Nous vivons à une époque où la qualité d’un projet se mesure de plus en plus souvent en termes d’impact visuel et de viralité : plus la visibilité est grande, plus la valeur est élevée. Pour ma part, je suis fermement convaincue que la qualité architecturale réside dans la capacité à susciter des émotions.

[Fig. 3] Problématique du mémoire

Avec cette formulation, j’entends étudier l’émotion comme un processus, non comme un résultat — un processus en plusieurs phases, qui se décline en axes : l’origine de l’intention émotionnelle du concepteur, les éléments formels qui lui donnent corps, sa perception par l’utilisateur, et l’écart entre intention et réception.

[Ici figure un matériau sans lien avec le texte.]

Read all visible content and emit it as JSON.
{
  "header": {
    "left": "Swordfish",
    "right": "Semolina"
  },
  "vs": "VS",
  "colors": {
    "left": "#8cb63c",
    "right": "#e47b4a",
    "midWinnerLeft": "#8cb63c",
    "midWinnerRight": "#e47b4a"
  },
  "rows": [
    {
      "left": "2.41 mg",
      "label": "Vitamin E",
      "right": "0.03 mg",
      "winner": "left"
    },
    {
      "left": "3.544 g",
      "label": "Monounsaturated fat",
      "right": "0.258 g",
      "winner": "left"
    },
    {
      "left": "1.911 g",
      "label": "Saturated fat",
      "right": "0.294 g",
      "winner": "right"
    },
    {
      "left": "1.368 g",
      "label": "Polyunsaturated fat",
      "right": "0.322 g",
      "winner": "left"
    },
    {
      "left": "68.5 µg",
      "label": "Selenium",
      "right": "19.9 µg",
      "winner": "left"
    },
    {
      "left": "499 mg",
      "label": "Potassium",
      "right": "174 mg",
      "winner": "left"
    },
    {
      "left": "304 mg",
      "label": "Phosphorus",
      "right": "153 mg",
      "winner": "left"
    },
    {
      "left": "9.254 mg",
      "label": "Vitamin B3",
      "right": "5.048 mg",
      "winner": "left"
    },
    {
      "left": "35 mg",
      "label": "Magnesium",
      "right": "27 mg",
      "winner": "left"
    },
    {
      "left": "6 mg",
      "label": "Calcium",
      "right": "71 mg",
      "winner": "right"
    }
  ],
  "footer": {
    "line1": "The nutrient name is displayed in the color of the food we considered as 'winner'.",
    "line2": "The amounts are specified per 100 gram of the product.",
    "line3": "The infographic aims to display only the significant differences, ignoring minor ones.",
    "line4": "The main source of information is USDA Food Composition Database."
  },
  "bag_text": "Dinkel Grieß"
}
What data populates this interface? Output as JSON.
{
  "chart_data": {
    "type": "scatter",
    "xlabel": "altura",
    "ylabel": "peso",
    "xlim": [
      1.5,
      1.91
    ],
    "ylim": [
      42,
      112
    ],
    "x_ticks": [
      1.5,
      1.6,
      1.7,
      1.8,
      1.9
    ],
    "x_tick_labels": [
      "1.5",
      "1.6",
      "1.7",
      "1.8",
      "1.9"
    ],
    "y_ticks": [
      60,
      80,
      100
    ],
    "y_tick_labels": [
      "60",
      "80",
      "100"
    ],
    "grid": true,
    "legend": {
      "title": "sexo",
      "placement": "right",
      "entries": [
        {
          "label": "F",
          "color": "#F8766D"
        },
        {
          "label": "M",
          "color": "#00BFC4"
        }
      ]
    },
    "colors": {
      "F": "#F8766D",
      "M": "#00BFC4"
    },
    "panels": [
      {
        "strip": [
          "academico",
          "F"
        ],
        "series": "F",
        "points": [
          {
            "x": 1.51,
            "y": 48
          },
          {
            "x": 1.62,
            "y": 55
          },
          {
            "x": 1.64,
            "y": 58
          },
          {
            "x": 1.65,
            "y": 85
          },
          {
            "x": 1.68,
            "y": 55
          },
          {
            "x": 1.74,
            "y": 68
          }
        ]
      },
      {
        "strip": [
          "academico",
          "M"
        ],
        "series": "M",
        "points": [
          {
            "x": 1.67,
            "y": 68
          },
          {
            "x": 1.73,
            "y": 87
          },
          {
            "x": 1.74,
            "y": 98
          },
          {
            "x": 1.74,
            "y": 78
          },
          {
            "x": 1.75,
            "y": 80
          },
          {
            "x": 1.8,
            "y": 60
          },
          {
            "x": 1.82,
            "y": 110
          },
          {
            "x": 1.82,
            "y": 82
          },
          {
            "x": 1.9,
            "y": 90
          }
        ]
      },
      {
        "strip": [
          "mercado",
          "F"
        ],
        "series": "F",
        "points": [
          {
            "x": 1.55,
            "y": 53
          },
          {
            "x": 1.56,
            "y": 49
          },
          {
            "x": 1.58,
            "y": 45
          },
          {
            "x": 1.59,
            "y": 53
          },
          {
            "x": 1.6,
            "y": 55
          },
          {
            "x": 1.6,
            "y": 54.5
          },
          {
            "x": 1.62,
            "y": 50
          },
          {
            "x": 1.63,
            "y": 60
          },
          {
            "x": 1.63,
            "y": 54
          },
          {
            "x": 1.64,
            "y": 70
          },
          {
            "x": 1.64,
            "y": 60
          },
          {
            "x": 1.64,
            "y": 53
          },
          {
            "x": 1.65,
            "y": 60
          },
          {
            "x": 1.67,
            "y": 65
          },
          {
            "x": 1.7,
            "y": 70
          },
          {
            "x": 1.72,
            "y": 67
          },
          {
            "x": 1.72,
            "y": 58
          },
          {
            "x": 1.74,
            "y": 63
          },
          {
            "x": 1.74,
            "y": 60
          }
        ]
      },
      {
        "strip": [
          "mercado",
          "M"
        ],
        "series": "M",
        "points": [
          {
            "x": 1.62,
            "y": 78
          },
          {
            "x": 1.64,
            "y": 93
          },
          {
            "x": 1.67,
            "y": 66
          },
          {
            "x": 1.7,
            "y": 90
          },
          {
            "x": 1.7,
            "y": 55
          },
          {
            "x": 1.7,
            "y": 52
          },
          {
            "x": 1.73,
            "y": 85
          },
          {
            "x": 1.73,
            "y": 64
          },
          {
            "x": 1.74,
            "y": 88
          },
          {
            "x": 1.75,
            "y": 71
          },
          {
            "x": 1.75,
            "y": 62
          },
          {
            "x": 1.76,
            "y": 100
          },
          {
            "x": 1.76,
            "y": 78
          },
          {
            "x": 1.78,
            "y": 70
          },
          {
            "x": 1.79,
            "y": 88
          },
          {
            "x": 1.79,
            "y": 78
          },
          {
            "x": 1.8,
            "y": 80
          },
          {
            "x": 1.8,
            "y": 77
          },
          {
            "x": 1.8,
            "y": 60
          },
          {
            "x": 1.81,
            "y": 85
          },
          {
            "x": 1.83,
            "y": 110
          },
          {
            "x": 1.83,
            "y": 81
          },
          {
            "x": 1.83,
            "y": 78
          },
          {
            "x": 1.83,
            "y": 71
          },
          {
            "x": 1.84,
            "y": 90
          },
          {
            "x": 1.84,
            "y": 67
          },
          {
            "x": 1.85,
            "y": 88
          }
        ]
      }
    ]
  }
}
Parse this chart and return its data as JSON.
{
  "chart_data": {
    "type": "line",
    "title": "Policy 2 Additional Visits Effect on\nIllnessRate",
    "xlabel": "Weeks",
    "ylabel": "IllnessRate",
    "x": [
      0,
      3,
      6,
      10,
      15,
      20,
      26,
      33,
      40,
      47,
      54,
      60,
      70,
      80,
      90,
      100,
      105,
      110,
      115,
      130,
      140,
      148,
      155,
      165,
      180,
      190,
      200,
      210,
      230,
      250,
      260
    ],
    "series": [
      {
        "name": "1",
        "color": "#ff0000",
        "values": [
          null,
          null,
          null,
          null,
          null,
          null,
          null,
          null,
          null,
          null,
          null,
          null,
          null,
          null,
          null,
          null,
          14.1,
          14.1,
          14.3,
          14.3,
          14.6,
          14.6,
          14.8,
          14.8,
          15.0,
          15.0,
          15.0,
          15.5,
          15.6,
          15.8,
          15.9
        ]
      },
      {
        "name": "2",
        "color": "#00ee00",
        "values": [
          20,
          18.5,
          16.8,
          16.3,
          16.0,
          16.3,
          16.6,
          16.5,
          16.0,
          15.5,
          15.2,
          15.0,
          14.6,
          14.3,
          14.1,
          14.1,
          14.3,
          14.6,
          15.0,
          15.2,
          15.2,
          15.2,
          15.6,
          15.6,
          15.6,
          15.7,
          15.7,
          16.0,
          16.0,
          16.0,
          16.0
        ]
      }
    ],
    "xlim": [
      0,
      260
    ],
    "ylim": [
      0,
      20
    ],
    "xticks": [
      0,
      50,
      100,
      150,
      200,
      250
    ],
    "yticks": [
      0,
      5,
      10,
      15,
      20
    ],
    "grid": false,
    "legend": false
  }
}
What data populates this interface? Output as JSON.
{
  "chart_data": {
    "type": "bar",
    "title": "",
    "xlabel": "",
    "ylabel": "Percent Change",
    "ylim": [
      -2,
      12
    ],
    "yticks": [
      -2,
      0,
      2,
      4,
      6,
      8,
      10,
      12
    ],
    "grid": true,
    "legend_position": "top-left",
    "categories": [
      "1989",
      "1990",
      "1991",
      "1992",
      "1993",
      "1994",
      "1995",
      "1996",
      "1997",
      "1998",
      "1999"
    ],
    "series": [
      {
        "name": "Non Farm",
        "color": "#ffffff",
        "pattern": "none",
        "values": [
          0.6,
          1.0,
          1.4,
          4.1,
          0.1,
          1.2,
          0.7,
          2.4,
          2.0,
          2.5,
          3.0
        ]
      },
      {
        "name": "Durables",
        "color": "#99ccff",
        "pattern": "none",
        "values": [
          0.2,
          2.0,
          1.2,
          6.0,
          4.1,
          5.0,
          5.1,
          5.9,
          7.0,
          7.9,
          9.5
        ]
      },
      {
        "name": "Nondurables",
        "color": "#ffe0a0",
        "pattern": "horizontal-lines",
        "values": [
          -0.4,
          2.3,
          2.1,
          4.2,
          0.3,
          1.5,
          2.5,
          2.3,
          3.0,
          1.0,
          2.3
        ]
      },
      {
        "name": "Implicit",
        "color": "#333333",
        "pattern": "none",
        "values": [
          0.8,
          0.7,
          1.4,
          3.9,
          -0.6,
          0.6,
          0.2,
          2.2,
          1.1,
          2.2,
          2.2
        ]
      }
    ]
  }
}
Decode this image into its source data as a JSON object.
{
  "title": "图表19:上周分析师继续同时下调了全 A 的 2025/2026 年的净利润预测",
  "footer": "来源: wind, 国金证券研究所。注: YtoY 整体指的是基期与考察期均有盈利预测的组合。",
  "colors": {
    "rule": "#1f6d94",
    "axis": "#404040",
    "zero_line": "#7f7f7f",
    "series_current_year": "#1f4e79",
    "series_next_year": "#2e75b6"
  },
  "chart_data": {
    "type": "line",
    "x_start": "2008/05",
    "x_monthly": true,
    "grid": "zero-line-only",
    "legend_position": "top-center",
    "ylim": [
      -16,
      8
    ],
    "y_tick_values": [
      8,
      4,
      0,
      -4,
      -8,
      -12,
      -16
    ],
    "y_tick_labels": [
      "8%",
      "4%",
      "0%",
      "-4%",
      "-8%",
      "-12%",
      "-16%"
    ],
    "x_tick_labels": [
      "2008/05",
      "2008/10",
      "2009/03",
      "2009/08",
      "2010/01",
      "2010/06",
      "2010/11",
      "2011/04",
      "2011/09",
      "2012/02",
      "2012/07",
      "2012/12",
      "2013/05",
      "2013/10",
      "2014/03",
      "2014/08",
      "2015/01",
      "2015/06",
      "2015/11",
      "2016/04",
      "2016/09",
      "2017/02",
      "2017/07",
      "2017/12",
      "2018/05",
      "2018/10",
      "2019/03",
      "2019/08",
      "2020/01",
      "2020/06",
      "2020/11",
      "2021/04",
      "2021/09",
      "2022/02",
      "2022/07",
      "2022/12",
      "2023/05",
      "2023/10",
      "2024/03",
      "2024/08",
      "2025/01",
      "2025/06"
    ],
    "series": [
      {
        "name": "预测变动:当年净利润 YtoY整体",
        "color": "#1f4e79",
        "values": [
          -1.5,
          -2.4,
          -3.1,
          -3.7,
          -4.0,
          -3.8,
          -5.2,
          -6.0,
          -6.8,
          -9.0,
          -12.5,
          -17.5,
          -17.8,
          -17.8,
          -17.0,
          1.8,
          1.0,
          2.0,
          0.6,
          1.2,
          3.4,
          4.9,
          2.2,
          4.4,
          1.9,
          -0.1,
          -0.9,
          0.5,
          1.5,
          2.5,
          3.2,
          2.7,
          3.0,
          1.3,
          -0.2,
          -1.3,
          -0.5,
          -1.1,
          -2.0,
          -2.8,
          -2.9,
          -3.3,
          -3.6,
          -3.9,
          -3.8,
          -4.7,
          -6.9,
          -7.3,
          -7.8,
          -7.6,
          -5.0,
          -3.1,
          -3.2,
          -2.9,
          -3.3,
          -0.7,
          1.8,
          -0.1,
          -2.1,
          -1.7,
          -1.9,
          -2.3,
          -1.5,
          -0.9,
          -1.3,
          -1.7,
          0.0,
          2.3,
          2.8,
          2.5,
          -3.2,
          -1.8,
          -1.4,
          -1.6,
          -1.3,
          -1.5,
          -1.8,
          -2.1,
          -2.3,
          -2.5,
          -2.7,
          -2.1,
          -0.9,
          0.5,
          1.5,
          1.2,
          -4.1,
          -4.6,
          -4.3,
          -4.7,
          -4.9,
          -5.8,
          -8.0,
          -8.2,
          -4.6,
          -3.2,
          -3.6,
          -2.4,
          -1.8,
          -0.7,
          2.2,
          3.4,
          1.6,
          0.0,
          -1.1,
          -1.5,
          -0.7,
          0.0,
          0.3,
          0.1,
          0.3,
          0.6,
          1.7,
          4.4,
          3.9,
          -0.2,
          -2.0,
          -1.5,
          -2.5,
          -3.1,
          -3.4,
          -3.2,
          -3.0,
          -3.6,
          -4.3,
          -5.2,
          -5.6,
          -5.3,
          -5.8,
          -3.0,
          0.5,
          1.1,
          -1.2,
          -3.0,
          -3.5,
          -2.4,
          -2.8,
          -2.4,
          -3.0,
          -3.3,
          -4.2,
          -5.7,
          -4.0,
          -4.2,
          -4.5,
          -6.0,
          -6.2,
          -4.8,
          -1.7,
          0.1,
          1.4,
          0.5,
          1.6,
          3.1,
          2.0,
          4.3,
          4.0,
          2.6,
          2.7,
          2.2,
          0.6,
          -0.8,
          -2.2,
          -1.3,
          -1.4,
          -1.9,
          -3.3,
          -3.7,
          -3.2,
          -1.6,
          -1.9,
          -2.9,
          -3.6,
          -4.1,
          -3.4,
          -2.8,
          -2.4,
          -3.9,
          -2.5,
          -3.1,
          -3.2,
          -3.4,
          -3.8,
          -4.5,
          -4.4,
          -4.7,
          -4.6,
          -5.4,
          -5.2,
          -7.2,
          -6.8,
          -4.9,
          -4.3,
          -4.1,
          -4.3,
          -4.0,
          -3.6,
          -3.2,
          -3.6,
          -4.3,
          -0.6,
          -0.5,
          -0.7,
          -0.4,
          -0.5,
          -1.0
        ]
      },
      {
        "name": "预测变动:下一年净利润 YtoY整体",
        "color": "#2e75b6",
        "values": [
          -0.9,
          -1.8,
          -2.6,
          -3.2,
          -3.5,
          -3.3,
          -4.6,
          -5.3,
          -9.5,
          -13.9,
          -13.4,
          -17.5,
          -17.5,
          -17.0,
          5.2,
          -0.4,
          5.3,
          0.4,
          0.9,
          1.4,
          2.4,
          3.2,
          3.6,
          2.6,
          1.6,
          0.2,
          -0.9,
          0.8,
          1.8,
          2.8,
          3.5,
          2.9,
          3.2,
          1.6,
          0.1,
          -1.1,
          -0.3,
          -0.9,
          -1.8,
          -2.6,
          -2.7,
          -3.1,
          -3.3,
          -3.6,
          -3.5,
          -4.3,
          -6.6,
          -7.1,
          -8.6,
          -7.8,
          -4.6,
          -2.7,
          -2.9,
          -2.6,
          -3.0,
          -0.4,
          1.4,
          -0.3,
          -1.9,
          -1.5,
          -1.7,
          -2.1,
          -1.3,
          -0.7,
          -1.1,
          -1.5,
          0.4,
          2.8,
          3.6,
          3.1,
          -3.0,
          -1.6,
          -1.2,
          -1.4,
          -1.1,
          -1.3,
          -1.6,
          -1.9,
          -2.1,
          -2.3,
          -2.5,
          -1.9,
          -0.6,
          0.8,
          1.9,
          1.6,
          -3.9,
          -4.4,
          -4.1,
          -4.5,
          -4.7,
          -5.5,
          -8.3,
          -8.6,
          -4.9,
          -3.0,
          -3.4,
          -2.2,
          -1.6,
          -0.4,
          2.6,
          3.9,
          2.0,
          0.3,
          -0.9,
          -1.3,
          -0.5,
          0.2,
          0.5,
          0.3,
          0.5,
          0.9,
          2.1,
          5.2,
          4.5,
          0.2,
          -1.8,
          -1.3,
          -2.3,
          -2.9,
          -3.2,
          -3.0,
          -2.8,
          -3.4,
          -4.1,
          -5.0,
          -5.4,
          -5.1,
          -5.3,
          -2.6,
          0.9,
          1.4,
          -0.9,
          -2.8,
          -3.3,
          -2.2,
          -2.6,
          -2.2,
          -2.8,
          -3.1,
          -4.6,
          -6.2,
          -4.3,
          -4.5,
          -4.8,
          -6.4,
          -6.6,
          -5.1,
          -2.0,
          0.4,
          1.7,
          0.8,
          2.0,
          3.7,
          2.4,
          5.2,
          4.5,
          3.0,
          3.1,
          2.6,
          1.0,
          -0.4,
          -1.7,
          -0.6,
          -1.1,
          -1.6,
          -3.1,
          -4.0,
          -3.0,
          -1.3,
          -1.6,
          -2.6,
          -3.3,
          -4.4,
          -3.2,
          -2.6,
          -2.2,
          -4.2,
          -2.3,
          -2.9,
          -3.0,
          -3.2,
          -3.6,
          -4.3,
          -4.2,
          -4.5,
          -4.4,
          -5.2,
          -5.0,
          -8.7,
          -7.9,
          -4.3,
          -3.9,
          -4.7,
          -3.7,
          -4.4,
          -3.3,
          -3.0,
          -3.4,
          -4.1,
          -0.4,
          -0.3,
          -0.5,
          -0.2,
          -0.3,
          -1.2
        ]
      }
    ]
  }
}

[Fig. 4-5] Architecture Fragmentée / Peter Eisenman – House VI  [Fig. 6-7] Architecture Perturbante / Claude Parent – Maison Drusch [Fig. 8-9] Architecture Sensible / Peter Zumthor – Secular Retreat [Fig. 10-11] Architecture Émotionnelle / Luis Barragán – Casa Gilardi  

On traverse quatre déclinaisons de l’architecture en tant qu’expérience vécue : Eisenman déconstruit la perception (House VI) ; Parent réactive la conscience corps-espace via la diagonale (Maison Drusch) ; Zumthor vise le bien-être atmosphérique (Secular Retreat) ; Barragán évoque le bonheur par la lumière et la couleur (Casa Gilardi).